The state’s exit criteria for schools receiving targeted support are also relative—solely focused on student subgroup performance improving above that of the lowest 10 percent or the lowest 5 percent of schools, whichever was the relevant threshold for identification. The plan indicates that districts could require some targeted support schools to meet additional exit criteria, but that determination is left to districts. The plan’s lack of a definition for demonstrated progress for targeted support schools is particularly puzzling given the strong language throughout the plan prioritizing the closure of achievement gaps.



Kentucky’s plan documents a robust process of stakeholder engagement.

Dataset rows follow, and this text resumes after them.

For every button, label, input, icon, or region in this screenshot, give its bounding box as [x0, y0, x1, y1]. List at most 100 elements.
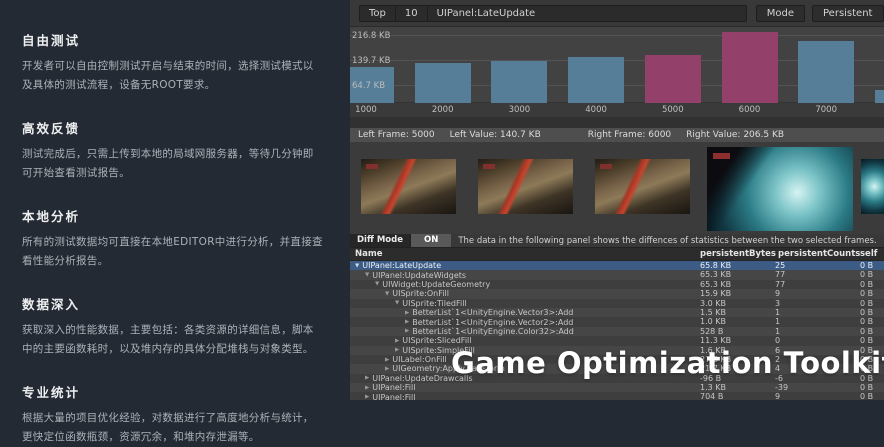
bar-frame-3000[interactable] — [491, 61, 547, 103]
stats-table-header: Name persistentBytespersistentCountsself — [350, 247, 884, 261]
bar-frame-6000[interactable] — [722, 32, 778, 103]
row-self-bytes: 0 B — [860, 308, 873, 317]
collapse-arrow-icon[interactable]: ▼ — [375, 281, 379, 287]
screenshot-thumb-left-frame-shot-3[interactable] — [595, 159, 690, 214]
table-row[interactable]: ▶UISprite:SlicedFill11.3 KB00 B — [350, 336, 884, 345]
x-axis-label: 7000 — [815, 105, 837, 115]
expand-arrow-icon[interactable]: ▶ — [405, 310, 409, 316]
frame-info-item-1: Left Frame: 5000 — [358, 130, 435, 140]
feature-title: 高效反馈 — [22, 118, 324, 137]
row-name: UIPanel:Fill — [372, 393, 415, 400]
collapse-arrow-icon[interactable]: ▼ — [355, 263, 359, 269]
filter-input[interactable]: UIPanel:LateUpdate — [428, 6, 746, 21]
y-axis-label: 64.7 KB — [352, 81, 385, 91]
feature-sections: 自由测试开发者可以自由控制测试开启与结束的时间，选择测试模式以及具体的测试流程，… — [22, 30, 324, 447]
row-persistent-bytes: 1.3 KB — [700, 383, 726, 392]
table-row[interactable]: ▼UISprite:TiledFill3.0 KB30 B — [350, 299, 884, 308]
table-row[interactable]: ▶UIPanel:Fill 704 B 9 0 B — [350, 392, 884, 400]
screenshot-thumb-left-frame-shot-2[interactable] — [478, 159, 573, 214]
row-self-bytes: 0 B — [860, 270, 873, 279]
feature-body: 根据大量的项目优化经验，对数据进行了高度地分析与统计，更快定位函数瓶颈，资源冗余… — [22, 409, 324, 447]
top-dropdown[interactable]: Top — [360, 6, 396, 21]
row-persistent-counts: 25 — [775, 261, 785, 270]
row-name: BetterList`1<UnityEngine.Vector3>:Add — [412, 308, 573, 317]
diff-mode-bar: Diff Mode ON The data in the following p… — [350, 234, 884, 247]
expand-arrow-icon[interactable]: ▶ — [385, 357, 389, 363]
row-name: BetterList`1<UnityEngine.Vector2>:Add — [412, 318, 573, 327]
bar-frame-8000[interactable] — [875, 90, 884, 103]
row-persistent-counts: 77 — [775, 280, 785, 289]
diff-mode-toggle[interactable]: ON — [410, 234, 451, 247]
row-persistent-counts: 9 — [775, 392, 780, 400]
row-persistent-bytes: 65.8 KB — [700, 261, 731, 270]
y-axis-label: 216.8 KB — [352, 31, 390, 41]
collapse-arrow-icon[interactable]: ▼ — [395, 300, 399, 306]
row-self-bytes: 0 B — [860, 336, 873, 345]
expand-arrow-icon[interactable]: ▶ — [365, 375, 369, 381]
feature-section: 高效反馈测试完成后，只需上传到本地的局域网服务器，等待几分钟即可开始查看测试报告… — [22, 118, 324, 183]
bar-frame-7000[interactable] — [798, 41, 854, 103]
memory-bar-chart[interactable]: 216.8 KB 139.7 KB 64.7 KB 1000200030004000… — [350, 27, 884, 117]
chart-plot-area[interactable]: 216.8 KB 139.7 KB 64.7 KB — [350, 27, 884, 103]
column-header-persistentbytes[interactable]: persistentBytes — [700, 249, 776, 259]
frame-info-item-4: Right Value: 206.5 KB — [686, 130, 784, 140]
table-row[interactable]: ▼UIPanel:UpdateWidgets65.3 KB770 B — [350, 270, 884, 279]
frame-info-item-2: Left Value: 140.7 KB — [450, 130, 541, 140]
table-row[interactable]: ▶BetterList`1<UnityEngine.Vector2>:Add 1.… — [350, 317, 884, 326]
feature-body: 所有的测试数据均可直接在本地EDITOR中进行分析，并直接查看性能分析报告。 — [22, 233, 324, 271]
profiler-toolbar: Top 10 UIPanel:LateUpdate Mode Persisten… — [350, 0, 884, 27]
mode-dropdown[interactable]: Persistent — [812, 5, 884, 22]
expand-arrow-icon[interactable]: ▶ — [365, 385, 369, 391]
row-persistent-counts: 0 — [775, 336, 780, 345]
screenshot-thumb-right-frame-shot[interactable] — [707, 147, 853, 231]
row-persistent-counts: 1 — [775, 317, 780, 326]
chart-x-axis: 1000200030004000500060007000 — [350, 102, 884, 117]
feature-title: 数据深入 — [22, 294, 324, 313]
expand-arrow-icon[interactable]: ▶ — [405, 319, 409, 325]
mode-button[interactable]: Mode — [756, 5, 805, 22]
screenshot-thumb-left-frame-shot-1[interactable] — [361, 159, 456, 214]
expand-arrow-icon[interactable]: ▶ — [365, 394, 369, 400]
row-persistent-bytes: 65.3 KB — [700, 280, 731, 289]
row-persistent-bytes: 65.3 KB — [700, 270, 731, 279]
feature-body: 开发者可以自由控制测试开启与结束的时间，选择测试模式以及具体的测试流程，设备无R… — [22, 57, 324, 95]
top-count-dropdown[interactable]: 10 — [396, 6, 428, 21]
row-persistent-counts: 1 — [775, 308, 780, 317]
expand-arrow-icon[interactable]: ▶ — [395, 347, 399, 353]
table-row[interactable]: ▶UIPanel:Fill1.3 KB-390 B — [350, 383, 884, 392]
frame-info-bar: Left Frame: 5000 Left Value: 140.7 KB Righ… — [350, 128, 884, 142]
table-row[interactable]: ▶BetterList`1<UnityEngine.Vector3>:Add1.… — [350, 308, 884, 317]
expand-arrow-icon[interactable]: ▶ — [405, 328, 409, 334]
bar-frame-4000[interactable] — [568, 57, 624, 103]
row-name: UIPanel:UpdateWidgets — [372, 271, 466, 280]
row-name: UIPanel:LateUpdate — [362, 261, 441, 270]
marketing-panel: 自由测试开发者可以自由控制测试开启与结束的时间，选择测试模式以及具体的测试流程，… — [0, 0, 350, 400]
table-row[interactable]: ▼UIPanel:LateUpdate65.8 KB250 B — [350, 261, 884, 270]
expand-arrow-icon[interactable]: ▶ — [385, 366, 389, 372]
y-axis-label: 139.7 KB — [352, 56, 390, 66]
chart-gridline — [350, 35, 884, 36]
bar-frame-2000[interactable] — [415, 63, 471, 103]
table-row[interactable]: ▼UISprite:OnFill15.9 KB90 B — [350, 289, 884, 298]
table-row[interactable]: ▶BetterList`1<UnityEngine.Color32>:Add52… — [350, 327, 884, 336]
collapse-arrow-icon[interactable]: ▼ — [385, 291, 389, 297]
collapse-arrow-icon[interactable]: ▼ — [365, 272, 369, 278]
column-header-persistentcounts[interactable]: persistentCounts — [778, 249, 860, 259]
column-header-name[interactable]: Name — [355, 249, 382, 259]
frame-info-item-3: Right Frame: 6000 — [588, 130, 671, 140]
row-persistent-bytes: 1.0 KB — [700, 317, 726, 326]
row-persistent-bytes: 704 B — [700, 392, 723, 400]
expand-arrow-icon[interactable]: ▶ — [395, 338, 399, 344]
screenshot-thumb-next-frame-shot-partial[interactable] — [861, 159, 884, 214]
row-self-bytes: 0 B — [860, 383, 873, 392]
feature-title: 专业统计 — [22, 382, 324, 401]
bar-frame-5000[interactable] — [645, 55, 701, 103]
row-persistent-counts: 3 — [775, 299, 780, 308]
column-header-self[interactable]: self — [860, 249, 877, 259]
table-row[interactable]: ▼UIWidget:UpdateGeometry65.3 KB770 B — [350, 280, 884, 289]
row-self-bytes: 0 B — [860, 299, 873, 308]
row-persistent-bytes: 15.9 KB — [700, 289, 731, 298]
row-persistent-bytes: 3.0 KB — [700, 299, 726, 308]
row-self-bytes: 0 B — [860, 392, 873, 400]
feature-body: 测试完成后，只需上传到本地的局域网服务器，等待几分钟即可开始查看测试报告。 — [22, 145, 324, 183]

In developing it’s plan, Kentucky included stakeholders in numerous town hall meetings, diverse steering committees and work groups assigned to various aspects of plan development, and provided multiple opportunities for engagement around the state over months. In addition, the plan describes the process of rewriting all its academic standards and commissioning new state-developed assessments that the state has just begun. That process will include input from national experts and stakeholder engagement.


However, the plan does not define an ongoing process of continuous improvement.


Kentucky should provide more information, above and beyond portions of the plan itself where it cites unfinished work, primarily related to completing technical analyses to underpin standards setting for some indicators. Given Kentucky’s clear commitment to qualitative and quantitative data, this plan could be strengthened by articulating how the state will use this information to inform its policies and practices moving forward.